Alexandre de Moraes vetou visitas a Jair Bolsonaro durante a internação no hospital DF Star, em Brasília, e liberou apenas a presença de Michelle Bolsonaro. A decisão foi aplicada nesta sexta-feira, 1º de maio, quando o ex-presidente entrou na unidade para uma cirurgia no ombro direito.
Visitas a Bolsonaro vetadas
Segundo a Folha Destra, nem advogados, nem filhos, nem outros familiares foram autorizados a acompanhar Bolsonaro no quarto. O ex-presidente cumpre prisão domiciliar e precisou de autorização judicial para realizar o procedimento médico.
Moraes também determinou vigilância permanente da Polícia Militar do Distrito Federal, por meio do 19º Batalhão, na porta do quarto. A ordem é barrar qualquer entrada fora da autorização expressa do ministro. Bolsonaro chegou ao hospital antes das 7h.

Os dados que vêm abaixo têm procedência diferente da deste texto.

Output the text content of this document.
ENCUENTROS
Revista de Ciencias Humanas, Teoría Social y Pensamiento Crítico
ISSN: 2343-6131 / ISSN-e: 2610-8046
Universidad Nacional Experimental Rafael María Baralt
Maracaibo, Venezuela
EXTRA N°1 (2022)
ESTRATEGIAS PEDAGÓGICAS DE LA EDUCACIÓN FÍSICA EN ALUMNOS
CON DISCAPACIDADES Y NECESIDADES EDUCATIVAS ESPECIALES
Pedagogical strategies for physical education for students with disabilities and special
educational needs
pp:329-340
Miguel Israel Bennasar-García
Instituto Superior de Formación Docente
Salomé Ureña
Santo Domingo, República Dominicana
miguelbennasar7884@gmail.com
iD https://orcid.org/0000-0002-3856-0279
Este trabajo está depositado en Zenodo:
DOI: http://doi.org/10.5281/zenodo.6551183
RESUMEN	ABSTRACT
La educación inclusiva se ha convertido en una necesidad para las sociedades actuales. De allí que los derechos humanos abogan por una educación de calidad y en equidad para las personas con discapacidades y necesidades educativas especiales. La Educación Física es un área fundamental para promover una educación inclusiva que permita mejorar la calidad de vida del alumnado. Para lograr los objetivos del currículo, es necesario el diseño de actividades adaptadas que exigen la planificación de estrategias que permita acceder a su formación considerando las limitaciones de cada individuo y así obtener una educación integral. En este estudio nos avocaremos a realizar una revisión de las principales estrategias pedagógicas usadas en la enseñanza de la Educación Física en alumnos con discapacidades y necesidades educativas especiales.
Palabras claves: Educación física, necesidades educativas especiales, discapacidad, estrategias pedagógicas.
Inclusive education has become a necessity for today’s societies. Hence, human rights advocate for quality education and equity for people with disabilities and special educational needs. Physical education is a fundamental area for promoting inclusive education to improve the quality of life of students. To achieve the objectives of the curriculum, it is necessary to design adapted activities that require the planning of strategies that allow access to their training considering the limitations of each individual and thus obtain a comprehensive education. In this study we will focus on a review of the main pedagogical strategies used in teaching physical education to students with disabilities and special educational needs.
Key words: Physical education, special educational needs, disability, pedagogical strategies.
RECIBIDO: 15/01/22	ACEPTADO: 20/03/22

A medida amplia o controle judicial sobre a rotina do ex-presidente até dentro do ambiente hospitalar. Em tese, a custódia de um preso domiciliar permite restrições. Ainda assim, o bloqueio total a filhos, advogados e outros parentes chama atenção pelo grau de isolamento imposto por decisão individual de um ministro do Supremo Tribunal Federal.
Controle judicial no hospital
O caso expõe mais uma vez a concentração de poder nas mãos do relator. Quando até visitas familiares dependem de aval judicial, a fronteira entre cautela processual e excesso de intervenção deixa de ser detalhe e vira o ponto central do problema.
A internação de Bolsonaro virou extensão formal da prisão domiciliar. O ponto crítico não é só a segurança. É o padrão de excepcionalidade que se normaliza no país, sempre com amplo espaço para decisões duras contra um alvo político específico e pouca resistência institucional.